Opinion by
M. J. Rafferty was during his life a duly commissioned and acting alderman in the city of Pittsburg. A large number of suits were instituted before him, in the name of the city against divers persons, to recover penalties for failure to comply with an ordinance of the city regulating and providing for vehicle licenses. Some of these suits were proceeded in in such a manner that judgments were entered in favor of the defendants and against the plaintiff for costs of suit. M. J. Rafferty died on March 6, 1897, and this action was brought by his administratrix against the city to recover the aggregate of these unpaid costs which amounted to $1,323.70.
On the trial the defendant offered in evidence two private *80acts of assembly, as follows: Section 2, of tbe Act of February 10, 1859, P. L. 35, “ The mayor, alderman and citizens of Pittsburg shall not be liable for costs in any suit in which said corporation may be plaintiff, unless the institution of said suit has been authorized, by the mayor or solicitor of said city; ” section 1 of the Act of April 13, 1859, P. L. 599, “ That no suit shall hereafter be brought by any city officer in the name of said city, without notice in writing or in person to the regularly chosen solicitor of said city, who shall keep a regular docket of all such suits, and hand the same over to his successor in office.”
One D. H. Speer was the duly appointed vehicle officer of the city, whose duty it was to seek out all persons using, contrary to the provisions of the ordinance, any vehicle within the city and to report them to the city treasurer. When he was examined in rebuttal by the plaintiff the following offer was made, viz : “We propose to prove by the witness on the stand that before bringing these suits before Alderman Rafferty, or any other alderman, he consulted with Mr. C. S. Fetterman, who was one of the regular city solicitor’s assistants, in reference to the bringing of these suits, and was authorized by him to bring the suits.” The offer was objected to as incompetent and irrelevant. The exclusion of the evidence indicated in this offer is the basis of the first assignment of error. The appellee is confined to the ground of the objection taken in the court below: Fidler v. Hershey, 90 Pa. 363. To entitle the plaintiff to recover, she must affirmatively show a substantial compliance with the two acts of 1859, viz: that the suits had been brought by a city officer in the name of the city, that the “ regularly chosen solicitor of said city ” had notice thereof in writing or in person, and that the suits had been authorized by the mayor or the solicitor of the city.

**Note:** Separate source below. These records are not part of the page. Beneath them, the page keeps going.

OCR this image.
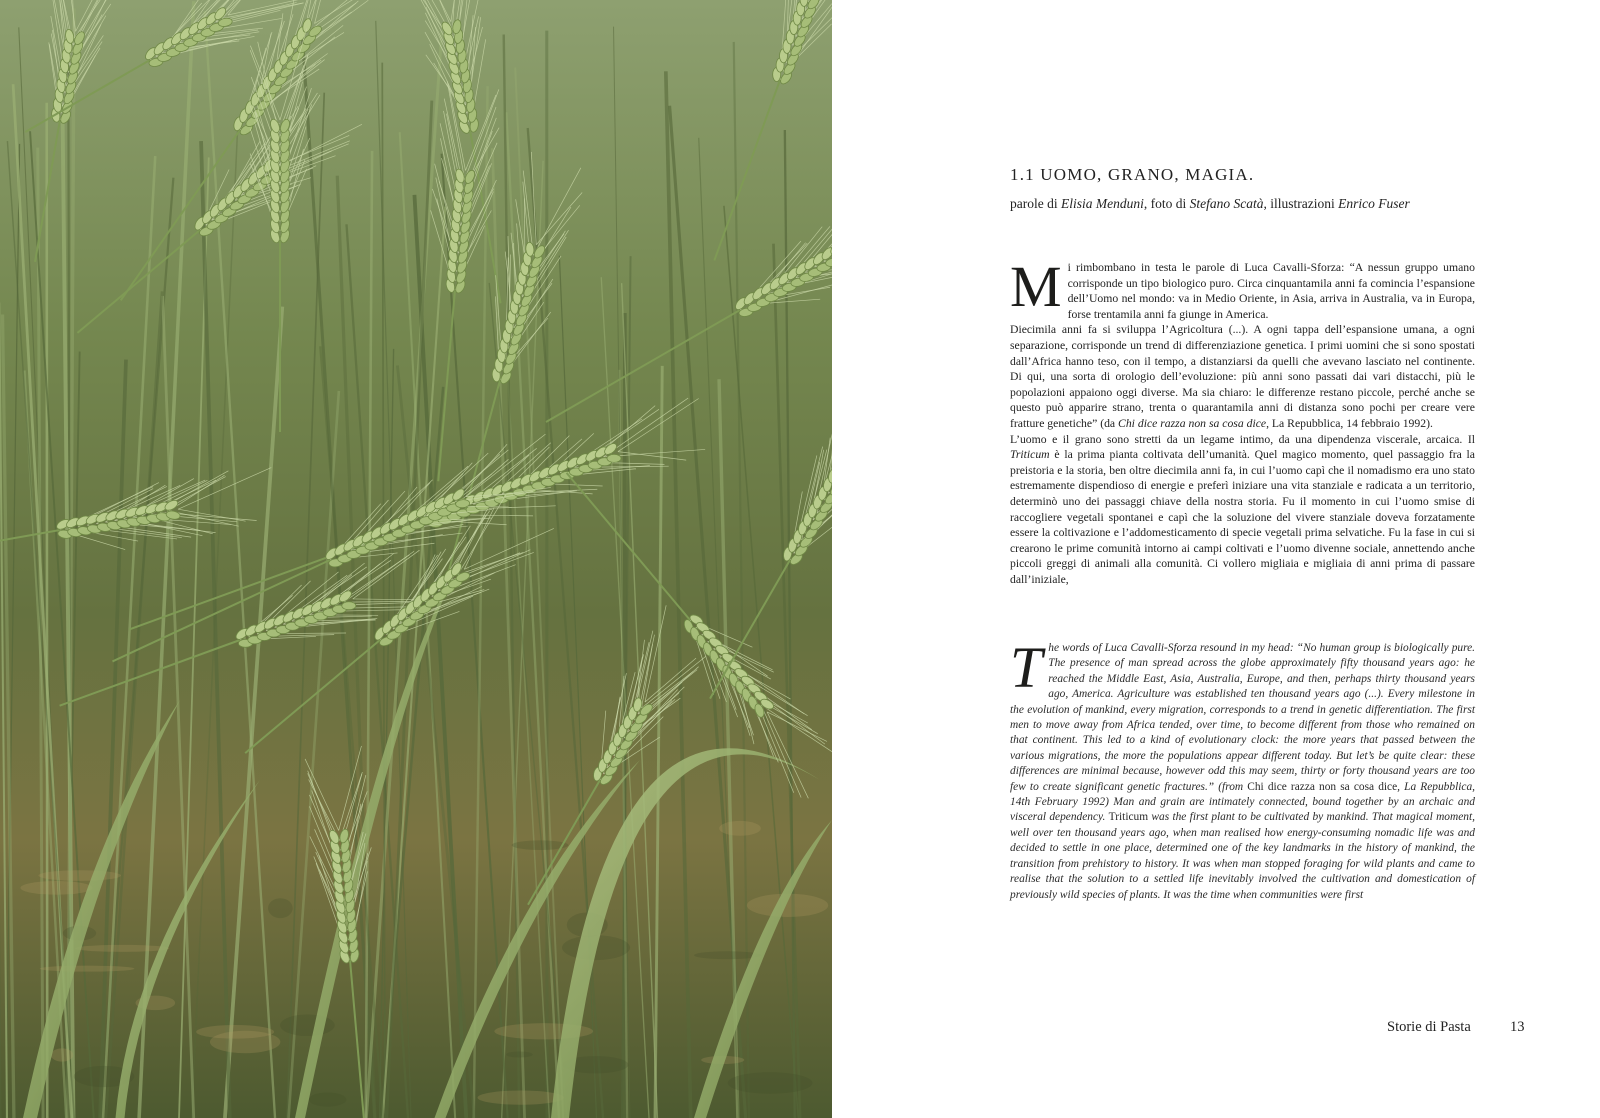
1.1 UOMO, GRANO, MAGIA.
parole di Elisia Menduni, foto di Stefano Scatà, illustrazioni Enrico Fuser

Mi rimbombano in testa le parole di Luca Cavalli-Sforza: “A nessun gruppo umano corrisponde un tipo biologico puro. Circa cinquantamila anni fa comincia l’espansione dell’Uomo nel mondo: va in Medio Oriente, in Asia, arriva in Australia, va in Europa, forse trentamila anni fa giunge in America.

Diecimila anni fa si sviluppa l’Agricoltura (...). A ogni tappa dell’espansione umana, a ogni separazione, corrisponde un trend di differenziazione genetica. I primi uomini che si sono spostati dall’Africa hanno teso, con il tempo, a distanziarsi da quelli che avevano lasciato nel continente. Di qui, una sorta di orologio dell’evoluzione: più anni sono passati dai vari distacchi, più le popolazioni appaiono oggi diverse. Ma sia chiaro: le differenze restano piccole, perché anche se questo può apparire strano, trenta o quarantamila anni di distanza sono pochi per creare vere fratture genetiche” (da Chi dice razza non sa cosa dice, La Repubblica, 14 febbraio 1992).

L’uomo e il grano sono stretti da un legame intimo, da una dipendenza viscerale, arcaica. Il Triticum è la prima pianta coltivata dell’umanità. Quel magico momento, quel passaggio fra la preistoria e la storia, ben oltre diecimila anni fa, in cui l’uomo capì che il nomadismo era uno stato estremamente dispendioso di energie e preferì iniziare una vita stanziale e radicata a un territorio, determinò uno dei passaggi chiave della nostra storia. Fu il momento in cui l’uomo smise di raccogliere vegetali spontanei e capì che la soluzione del vivere stanziale doveva forzatamente essere la coltivazione e l’addomesticamento di specie vegetali prima selvatiche. Fu la fase in cui si crearono le prime comunità intorno ai campi coltivati e l’uomo divenne sociale, annettendo anche piccoli greggi di animali alla comunità. Ci vollero migliaia e migliaia di anni prima di passare dall’iniziale,

The words of Luca Cavalli-Sforza resound in my head: “No human group is biologically pure. The presence of man spread across the globe approximately fifty thousand years ago: he reached the Middle East, Asia, Australia, Europe, and then, perhaps thirty thousand years ago, America. Agriculture was established ten thousand years ago (...). Every milestone in the evolution of mankind, every migration, corresponds to a trend in genetic differentiation. The first men to move away from Africa tended, over time, to become different from those who remained on that continent. This led to a kind of evolutionary clock: the more years that passed between the various migrations, the more the populations appear different today. But let’s be quite clear: these differences are minimal because, however odd this may seem, thirty or forty thousand years are too few to create significant genetic fractures.” (from Chi dice razza non sa cosa dice, La Repubblica, 14th February 1992) Man and grain are intimately connected, bound together by an archaic and visceral dependency. Triticum was the first plant to be cultivated by mankind. That magical moment, well over ten thousand years ago, when man realised how energy-consuming nomadic life was and decided to settle in one place, determined one of the key landmarks in the history of mankind, the transition from prehistory to history. It was when man stopped foraging for wild plants and came to realise that the solution to a settled life inevitably involved the cultivation and domestication of previously wild species of plants. It was the time when communities were first

Storie di Pasta	13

The offer was reasonably certain and specific as tending to prove that- C. S. Fetterman had authorized the bringing of these suits, and that he was a duly appointed assistant or representative of the city solicitor. The chief of that department had full authority to direct that such suits should be brought. The purpose of the offer was not stated, this being unnecessary unless asked by the opposite counsel or the court. Hence if it was competent for any purpose it was error to reject it: Rail*81road Co. v. Eby, 107 Pa. 166. The plaintiff might have been compelled to state specifically the use she intended to make of it, or the court might have limited its application, but if admissible for any purpose the court ought not to have rejected it: Kemble Iron Co v. Scott, 15 W. N. C. 220. It is a strained and too technical a construction to put on this statute to hold that the notice must be given to the regularly chosen solicitor of the city, individually and exclusive of his regularly authorized assistants who are by him specially deputed to act — in the words of the offer — “ in reference to the bringing of these suits,” as such construction might result in great wrong to the city. This city officer is charged with many and various duties which require his presence at different places, and that the •business of the city may be conducted with certainty and dispatch it is necessary that he should act through “ regular city solicitor’s assistants.” When a proper notice is given to the assistant, who is designated by the city solicitor to act in such matters, it is a substantial compliance with the statute. If the plaintiff consulted with such an assistant and acted on his direction in bringing the suits, they were in contemplation of the statute, as fully authorized by the regularly chosen city solicitor, after notice to him, as if the direction to sue had been given by the chief solicitor. Standing alone the evidence suggested by the offer would not be sufficient to entitle the plaintiff to recover, but it was a step in that direction. The plaintiff was halted on the threshold of this important branch of his case, by the exclusion of the evidence by which he offered to show the authorization of the suits by the proper city official, and in this there was error.
The first assignment of error is sustained, the judgment is reversed and a venire facias de novo awarded.